At the core of goals, media companies are now prioritizing streaming profitability over pure subscriber growth. WBD achieved direct-to-consumer streaming profitability of $103 million in 2023 – marking an improvement from a streaming adjusted EBITDA loss of about $2.06 billion in 2022.
However, a Bloomberg report this week noted that despite achieving its goal of a streaming profit, WBD’s stock almost declined 24% this year, and the article compared figures from 2017, stating HBO as having 54 million domestic subscribers, including Cinemax, and $2.2 billion in profit at that time. Morgan Stanely’s analyst on Monday also pointed back to an HBO business that a few years ago generated $2 billion in EBITDA on less revenue than it generates today and asked Perrette if that fact is relevant to think about when assessing the streaming opportunity for WBD.
“If you stuck to what that [HBO] business would look like today if we had just stayed with it, it wouldn’t look anything like that, so there’s no question this is the right pivot,” Perrette said.
He also appeared to push back on the Bloomberg report, citing the 54 million figure and saying, “just to be clear HBO by itself was never anywhere close to that, I think it peaked around mid-30 [millions].”
Perrette emphasized an aim to get back to those previously mentioned profitability numbers, as HBO’s profitability profile had dropped by almost $5 billion (when comparing over $2 billion in HBO profit several years ago to the more than $2 billion streaming loss in 2022) – but cited relatively quick progress to achieve goals.
“We feel like the fact that we in 12 months have cut that in half is fantastic and as I said, ahead of where we thought we would be when we made the predictions of what our targets were back in the summer of [20]22” after the Warner Media and Discovery merger officially closed, he said.
The company remains very bullish on streaming, Perrette added, and sees a path easily to $2 billion in profitably and above over time. Particularly over the longer term, where he expects “the industry to rationalize” with fewer players, more rational content spending and pricing and fewer players doing “irrational deals” on the retail and wholesale side.

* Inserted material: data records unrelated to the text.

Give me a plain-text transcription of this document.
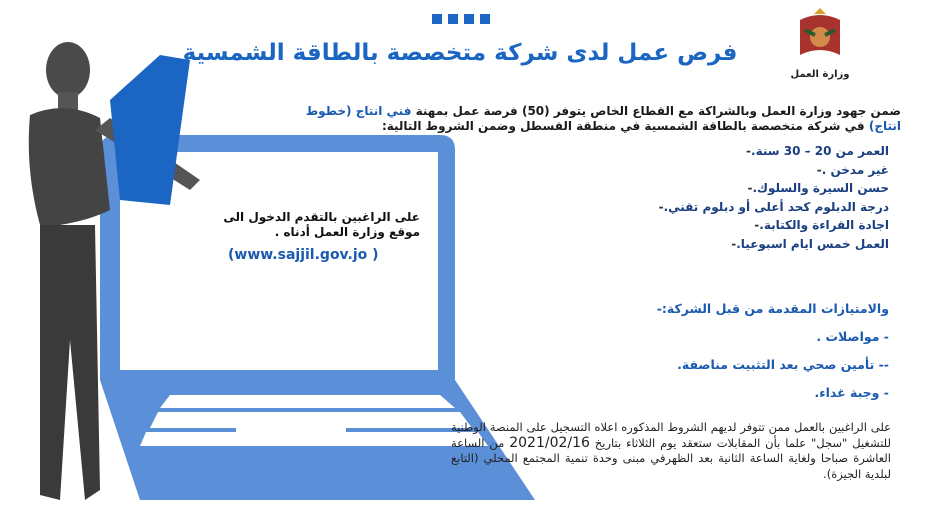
فرص عمل لدى شركة متخصصة بالطاقة الشمسية
وزارة العمل
ضمن جهود وزارة العمل وبالشراكة مع القطاع الخاص يتوفر (50) فرصة عمل بمهنة فني انتاج (خطوط انتاج) في شركة متخصصة بالطاقة الشمسية في منطقة القسطل وضمن الشروط التالية:
- العمر من 20 – 30 سنة.
- غير مدخن .
- حسن السيرة والسلوك.
- درجة الدبلوم كحد أعلى أو دبلوم تقني.
- اجادة القراءة والكتابة.
- العمل خمس ايام اسبوعيا.
والامتيازات المقدمة من قبل الشركة:-
- مواصلات .
-- تأمين صحي بعد التثبيت مناصفة.
- وجبة غداء.
على الراغبين بالتقدم الدخول الى موقع وزارة العمل أدناه .
(www.sajjil.gov.jo )
على الراغبين بالعمل ممن تتوفر لديهم الشروط المذكوره اعلاه التسجيل على المنصة الوطنية للتشغيل "سجل" علما بأن المقابلات ستعقد يوم الثلاثاء بتاريخ 2021/02/16 من الساعة العاشرة صباحا ولغاية الساعة الثانية بعد الظهرفي مبنى وحدة تنمية المجتمع المحلي (التابع لبلدية الجيزة).
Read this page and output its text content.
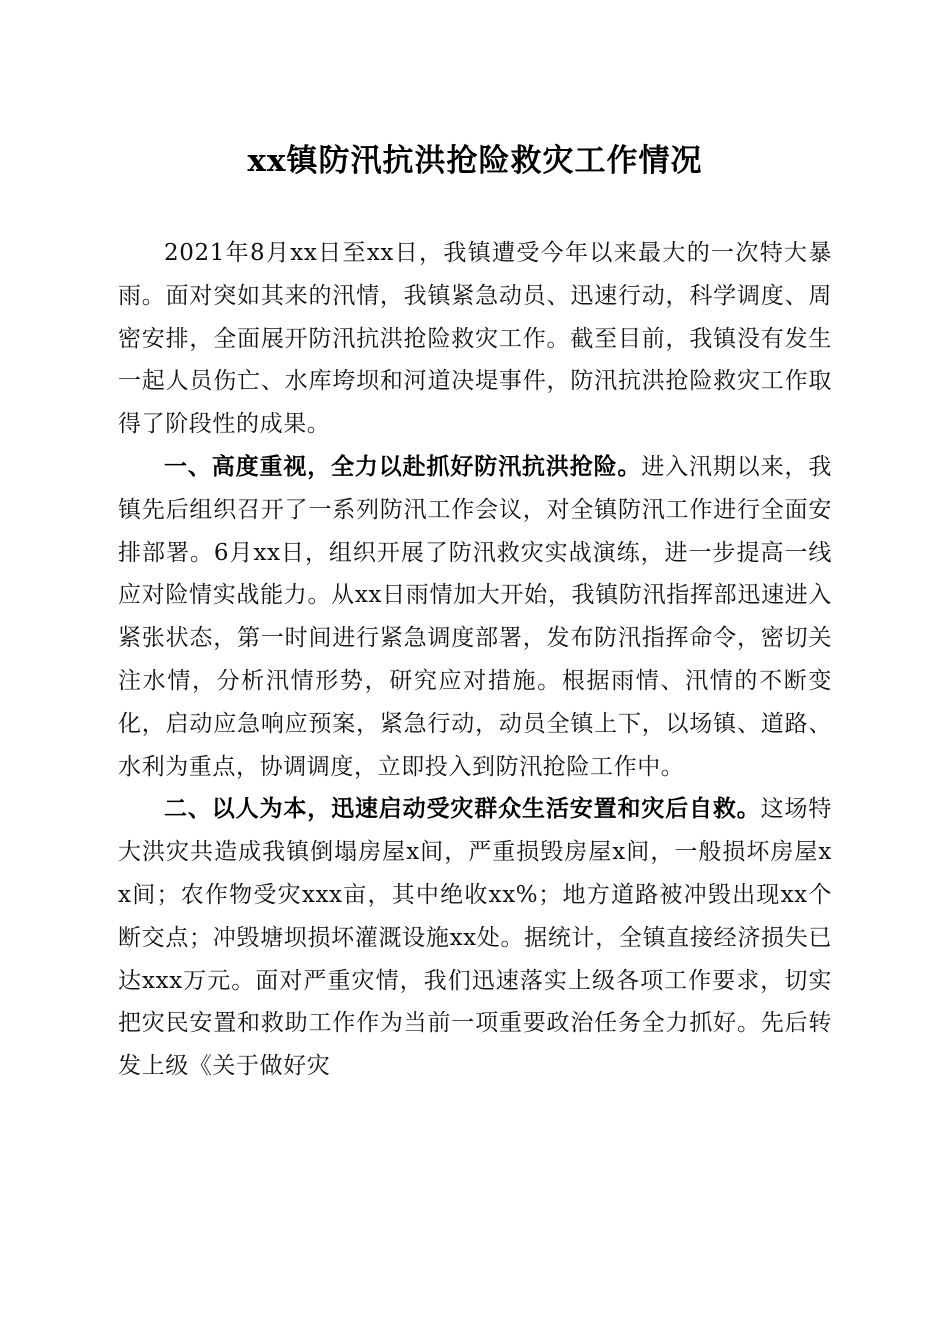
xx镇防汛抗洪抢险救灾工作情况

2021年8月xx日至xx日，我镇遭受今年以来最大的一次特大暴雨。面对突如其来的汛情，我镇紧急动员、迅速行动，科学调度、周密安排，全面展开防汛抗洪抢险救灾工作。截至目前，我镇没有发生一起人员伤亡、水库垮坝和河道决堤事件，防汛抗洪抢险救灾工作取得了阶段性的成果。

一、高度重视，全力以赴抓好防汛抗洪抢险。进入汛期以来，我镇先后组织召开了一系列防汛工作会议，对全镇防汛工作进行全面安排部署。6月xx日，组织开展了防汛救灾实战演练，进一步提高一线应对险情实战能力。从xx日雨情加大开始，我镇防汛指挥部迅速进入紧张状态，第一时间进行紧急调度部署，发布防汛指挥命令，密切关注水情，分析汛情形势，研究应对措施。根据雨情、汛情的不断变化，启动应急响应预案，紧急行动，动员全镇上下，以场镇、道路、水利为重点，协调调度，立即投入到防汛抢险工作中。

二、以人为本，迅速启动受灾群众生活安置和灾后自救。这场特大洪灾共造成我镇倒塌房屋x间，严重损毁房屋x间，一般损坏房屋xx间；农作物受灾xxx亩，其中绝收xx%；地方道路被冲毁出现xx个断交点；冲毁塘坝损坏灌溉设施xx处。据统计，全镇直接经济损失已达xxx万元。面对严重灾情，我们迅速落实上级各项工作要求，切实把灾民安置和救助工作作为当前一项重要政治任务全力抓好。先后转发上级《关于做好灾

“The profile of this business can be extremely healthy,” Perrett commented, adding WBD’s feeling “very good” about achieving a $1 billion DTC operating profitability target in 2025.
He also cited “a lot of punditry” of late, saying industry commentators are interpreting the state of the streaming industry “as though it’s the bottom of the ninth inning.”
“We fundamentally disagree,” Perrette continued. “We look at this as we’re in the top of the second.”